Test data: synthetic members, managed like code

Cross-rail cases need members, providers, coverage, and clinical context that exist consistently in every system under test — the EDI gateway, the FHIR server, the UM platform, the member API. That rules out both production data (PHI in test environments is a compliance finding, not a shortcut) and ad-hoc fixtures created per system.

Build a synthetic member panel as a versioned artifact: a few dozen members with deliberate variety — dependent vs subscriber, name edge cases, dual coverage, mid-lifecycle eligibility termination — plus a synthetic provider roster with in- and out-of-network entries. Generate each system's representation (X12 loops, FHIR resources, UM records) from one source of truth, so "member 014" means the same human everywhere. Two design notes from hard experience: give every synthetic member an unmistakably synthetic marker so a leak into a real pipeline is caught mechanically, and include members whose eligibility changes during an authorization's life, because rail-crossing plus eligibility churn is a genuinely nasty combination your happy-path panel will never exercise.

Regression strategy: your contract surface is versioned in three places

A dual stack's external contract changes when any of three things move: the Da Vinci IGs (PAS has published multiple STU versions, and CRD/DTR move on their own cadence), the X12 companion guides of your trading partners, and your own mapping layer. Treat all three as versioned inputs to the same regression suite:

  • Pin versions explicitly. Every test run should record which PAS IG version, which 278 TR3/companion-guide behavior set, and which mapping release it validated. "Passes" without versions is not evidence.
  • Isolate translation in contract tests. The FHIR-to-X12 mapping deserves its own fast test tier — resource in, segments out, and back — so an IG upgrade's blast radius is visible before the end-to-end suite runs.
  • Rerun the full cross-rail catalog on any version bump, including partner companion-guide changes that look cosmetic. Companion guides are where payer-specific 278 behavior lives, and "cosmetic" situational rules have a track record of moving reference numbers and code usage.
  • Keep a small always-on canary set in each non-prod partner environment — one submit-extend-inquire chain per rail pairing — so partner-side changes surface as canary failures, not as provider tickets.

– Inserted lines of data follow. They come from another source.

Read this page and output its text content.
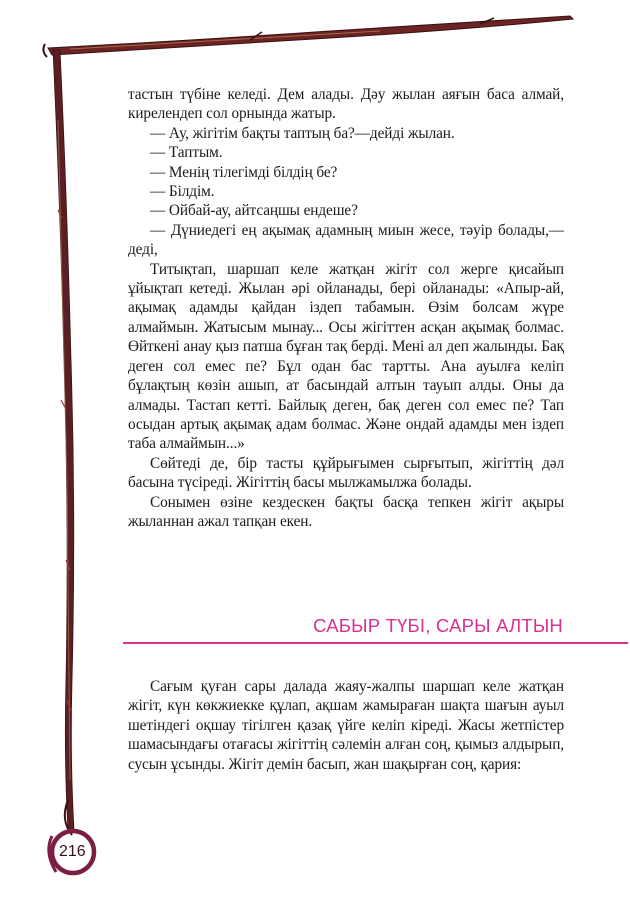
тастын түбіне келеді. Дем алады. Дәу жылан аяғын баса алмай, кирелендеп сол орнында жатыр.

— Ау, жігітім бақты таптың ба?—дейді жылан.

— Таптым.

— Менің тілегімді білдің бе?

— Білдім.

— Ойбай-ау, айтсаңшы ендеше?

— Дүниедегі ең ақымақ адамның миын жесе, тәуір болады,—деді,

Титықтап, шаршап келе жатқан жігіт сол жерге қисайып ұйықтап кетеді. Жылан әрі ойланады, бері ойланады: «Апыр-ай, ақымақ адамды қайдан іздеп табамын. Өзім болсам жүре алмаймын. Жатысым мынау... Осы жігіттен асқан ақымақ болмас. Өйткені анау қыз патша бұған тақ берді. Мені ал деп жалынды. Бақ деген сол емес пе? Бұл одан бас тартты. Ана ауылға келіп бұлақтың көзін ашып, ат басындай алтын тауып алды. Оны да алмады. Тастап кетті. Байлық деген, бақ деген сол емес пе? Тап осыдан артық ақымақ адам болмас. Және ондай адамды мен іздеп таба алмаймын...»

Сөйтеді де, бір тасты құйрығымен сырғытып, жігіттің дәл басына түсіреді. Жігіттің басы мылжамылжа болады.

Сонымен өзіне кездескен бақты басқа тепкен жігіт ақыры жыланнан ажал тапқан екен.

САБЫР ТҮБІ, САРЫ АЛТЫН

Сағым қуған сары далада жаяу-жалпы шаршап келе жатқан жігіт, күн көкжиекке құлап, ақшам жамыраған шақта шағын ауыл шетіндегі оқшау тігілген қазақ үйге келіп кіреді. Жасы жетпістер шамасындағы отағасы жігіттің сәлемін алған соң, қымыз алдырып, сусын ұсынды. Жігіт демін басып, жан шақырған соң, қария:

216
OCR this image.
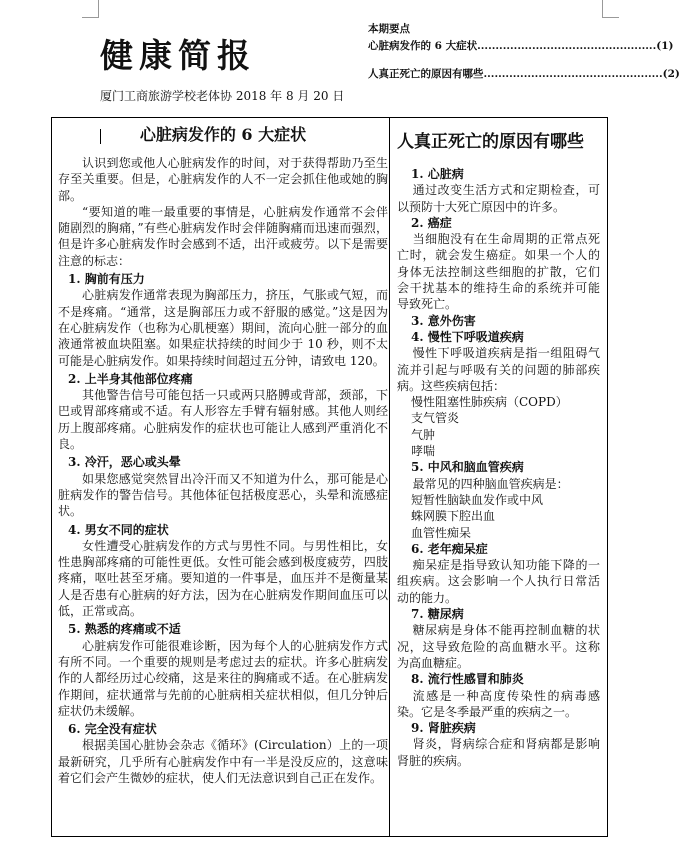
健康简报
厦门工商旅游学校老体协 2018 年 8 月 20 日
本期要点
心脏病发作的 6 大症状 ................................................. (1)
人真正死亡的原因有哪些 ................................................. (2)
心脏病发作的 6 大症状

认识到您或他人心脏病发作的时间，对于获得帮助乃至生存至关重要。但是，心脏病发作的人不一定会抓住他或她的胸部。

“要知道的唯一最重要的事情是，心脏病发作通常不会伴随剧烈的胸痛，”有些心脏病发作时会伴随胸痛而迅速而强烈，但是许多心脏病发作时会感到不适，出汗或疲劳。以下是需要注意的标志：

1. 胸前有压力

心脏病发作通常表现为胸部压力，挤压，气胀或气短，而不是疼痛。“通常，这是胸部压力或不舒服的感觉。”这是因为在心脏病发作（也称为心肌梗塞）期间，流向心脏一部分的血液通常被血块阻塞。如果症状持续的时间少于 10 秒，则不太可能是心脏病发作。如果持续时间超过五分钟，请致电 120。

2. 上半身其他部位疼痛

其他警告信号可能包括一只或两只胳膊或背部，颈部，下巴或胃部疼痛或不适。有人形容左手臂有辐射感。其他人则经历上腹部疼痛。心脏病发作的症状也可能让人感到严重消化不良。

3. 冷汗，恶心或头晕

如果您感觉突然冒出冷汗而又不知道为什么，那可能是心脏病发作的警告信号。其他体征包括极度恶心，头晕和流感症状。

4. 男女不同的症状

女性遭受心脏病发作的方式与男性不同。与男性相比，女性患胸部疼痛的可能性更低。女性可能会感到极度疲劳，四肢疼痛，呕吐甚至牙痛。要知道的一件事是，血压并不是衡量某人是否患有心脏病的好方法，因为在心脏病发作期间血压可以低，正常或高。

5. 熟悉的疼痛或不适

心脏病发作可能很难诊断，因为每个人的心脏病发作方式有所不同。一个重要的规则是考虑过去的症状。许多心脏病发作的人都经历过心绞痛，这是来往的胸痛或不适。在心脏病发作期间，症状通常与先前的心脏病相关症状相似，但几分钟后症状仍未缓解。

6. 完全没有症状

根据美国心脏协会杂志《循环》(Circulation）上的一项最新研究，几乎所有心脏病发作中有一半是没反应的，这意味着它们会产生微妙的症状，使人们无法意识到自己正在发作。

人真正死亡的原因有哪些
1. 心脏病

通过改变生活方式和定期检查，可以预防十大死亡原因中的许多。

2. 癌症

当细胞没有在生命周期的正常点死亡时，就会发生癌症。如果一个人的身体无法控制这些细胞的扩散，它们会干扰基本的维持生命的系统并可能导致死亡。

3. 意外伤害
4. 慢性下呼吸道疾病

慢性下呼吸道疾病是指一组阻碍气流并引起与呼吸有关的问题的肺部疾病。这些疾病包括：

慢性阻塞性肺疾病（COPD）
支气管炎
气肿
哮喘
5. 中风和脑血管疾病

最常见的四种脑血管疾病是：

短暂性脑缺血发作或中风
蛛网膜下腔出血
血管性痴呆
6. 老年痴呆症

痴呆症是指导致认知功能下降的一组疾病。这会影响一个人执行日常活动的能力。

7. 糖尿病

糖尿病是身体不能再控制血糖的状况，这导致危险的高血糖水平。这称为高血糖症。

8. 流行性感冒和肺炎

流感是一种高度传染性的病毒感染。它是冬季最严重的疾病之一。

9. 肾脏疾病

肾炎，肾病综合症和肾病都是影响肾脏的疾病。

The dual-rail era will last years, and the rails will keep versioning independently the whole time. Teams that treat cross-rail lifecycles as first-class test subjects — with a case catalog, a synthetic panel, and version-pinned regression — get boring, explainable releases. Teams that test each rail separately get to reverse-engineer lifecycle bugs from production claim rejections, one preAuthRef mismatch at a time.

Verify operation and extension behavior against the current Da Vinci PAS implementation guide and the X12 005010X217 TR3 plus your trading partners' companion guides; both rails' specifications continue to evolve.